Sasikala loyalists, between eight to ten ministers, have intentionally kept away from the Palanisamy meeting and also avoided visiting New Delhi. Usually, the entire cabinet accompanied the CM to Delhi. Yesterday only four were seen in public.
Sources reported that the factions were even wary of speaking to each other, fearing that the spoken words would be leaked to some other faction. Such were the murmurings and whispers in the corridors of the Tamil Nadu Guest House in Chanakyapuri, New Delhi.
Insiders in the Sasikala AIADMK faction clearly hint that the first casualty of the new groupism is Deputy Speaker of Lok Sabha Thambidurai.
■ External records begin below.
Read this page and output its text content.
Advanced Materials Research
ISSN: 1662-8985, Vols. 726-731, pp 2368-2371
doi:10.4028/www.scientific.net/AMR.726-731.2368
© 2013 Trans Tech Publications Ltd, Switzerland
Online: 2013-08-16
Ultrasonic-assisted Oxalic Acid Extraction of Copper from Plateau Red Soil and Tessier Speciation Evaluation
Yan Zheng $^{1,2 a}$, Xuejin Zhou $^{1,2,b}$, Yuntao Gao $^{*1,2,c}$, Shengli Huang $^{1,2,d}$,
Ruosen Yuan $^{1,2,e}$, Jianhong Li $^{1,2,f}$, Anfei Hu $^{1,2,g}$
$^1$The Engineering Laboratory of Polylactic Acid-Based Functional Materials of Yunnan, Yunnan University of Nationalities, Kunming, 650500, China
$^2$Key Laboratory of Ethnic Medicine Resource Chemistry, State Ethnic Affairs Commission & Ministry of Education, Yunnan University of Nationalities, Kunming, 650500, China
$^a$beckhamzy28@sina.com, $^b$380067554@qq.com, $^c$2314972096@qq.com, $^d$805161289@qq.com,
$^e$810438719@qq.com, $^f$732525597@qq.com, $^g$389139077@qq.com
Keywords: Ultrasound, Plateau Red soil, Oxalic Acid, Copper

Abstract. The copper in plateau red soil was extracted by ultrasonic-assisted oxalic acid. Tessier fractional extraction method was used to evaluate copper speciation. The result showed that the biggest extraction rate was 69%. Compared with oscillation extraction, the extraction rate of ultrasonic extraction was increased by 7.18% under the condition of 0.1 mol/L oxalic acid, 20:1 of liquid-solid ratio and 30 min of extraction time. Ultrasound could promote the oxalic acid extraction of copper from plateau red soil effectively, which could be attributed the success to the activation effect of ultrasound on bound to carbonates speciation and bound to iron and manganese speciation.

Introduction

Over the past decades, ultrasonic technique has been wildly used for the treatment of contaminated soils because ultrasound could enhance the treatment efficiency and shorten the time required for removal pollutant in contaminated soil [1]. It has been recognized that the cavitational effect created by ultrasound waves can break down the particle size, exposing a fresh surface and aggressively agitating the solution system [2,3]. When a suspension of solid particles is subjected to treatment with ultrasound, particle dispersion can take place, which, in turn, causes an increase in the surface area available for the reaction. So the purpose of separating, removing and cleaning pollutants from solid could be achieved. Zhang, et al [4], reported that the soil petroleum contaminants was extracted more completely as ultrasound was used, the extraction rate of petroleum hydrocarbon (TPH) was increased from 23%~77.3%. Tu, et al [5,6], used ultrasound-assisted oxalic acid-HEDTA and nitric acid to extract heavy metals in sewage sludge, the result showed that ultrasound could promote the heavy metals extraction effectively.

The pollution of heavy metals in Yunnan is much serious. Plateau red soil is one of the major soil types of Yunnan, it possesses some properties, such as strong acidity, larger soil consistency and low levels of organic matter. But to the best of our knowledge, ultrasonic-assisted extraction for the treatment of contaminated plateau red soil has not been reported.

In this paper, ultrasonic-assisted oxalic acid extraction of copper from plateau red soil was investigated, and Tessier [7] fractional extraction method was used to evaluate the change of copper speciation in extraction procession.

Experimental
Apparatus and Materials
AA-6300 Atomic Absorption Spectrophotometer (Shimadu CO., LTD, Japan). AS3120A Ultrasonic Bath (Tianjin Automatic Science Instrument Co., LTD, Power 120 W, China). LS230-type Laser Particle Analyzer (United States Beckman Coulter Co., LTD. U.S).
Palanisamy set up his relative as the interpreter for the meeting with the PM, keeping Thambidurai out.
Blame game in full swing:
Keeping aside the inter-faction worries, there is no love lost between the two factions either. Both sides have appointed peace committees, but there has been no headway in the merger talks. But a high-spirited blame game for the failure has been going on strongly.
The O Pannerselvam faction insists that Sasikala should first resign and party official organs - Namadhu MGR and Jaya TV - should not be controlled by TTV Dinakaran. The Sasikala faction is not ready to accept this condition.
As for individual blame, the OPS faction named Thalavai Sundaram, the special representative of the Tamil Nadu Government in Delhi and a staunch Sasikala loyalist, and Thambidurai as the stumbling blocks for the merger. The Sasikala faction blames it on a few senior leaders of the OPS camp like KC Palanisamy and Dr Maitreyan.
Whatever said and done, until the Election Commission commences the arguments for the 'two leaves' symbol, there will be no clarity - according to observers of the two factions. Interestingly, the AIADMK was told by the BJP that the two factions should wait till some changes take place in the Election Commission, say by July when CEC Zaidi demits office.
But either way, there is no urgent need to settle the issue as Tamil Nadu is not due to have any major elections any time soon. As for the upcoming Panchayat polls, the symbols will be the same as allotted to the two factions of the AIADMK - 'Hat' for Sasikala camp and 'two lamp electric post' for O Pannerselvam group.
Meanwhile, the longer the merger delays, the more confused the two crore strong AIADMK cadre becomes. At the booth-level, workers are dismayed with the warring factions of EPS and OPS. The morale of the cadre is now at stake, thanks to the relentless negative publicity in print and television.
No defections from both camps to DMK is the only positive:
One good part is that none of the AIADMK leaders from both camps has crossed over to the DMK or the Congress after the demise of Jayalalithaa. This a story in itself. Why do the AIADMK leaders prefer merger over defections to the DMK? Sources say the AIADMK considers the poor health of Karunanidhi and ineffective leadership of MK Stalin as deterrents to defection. Both factions clearly understand the public's sentiment for Jayalalitha.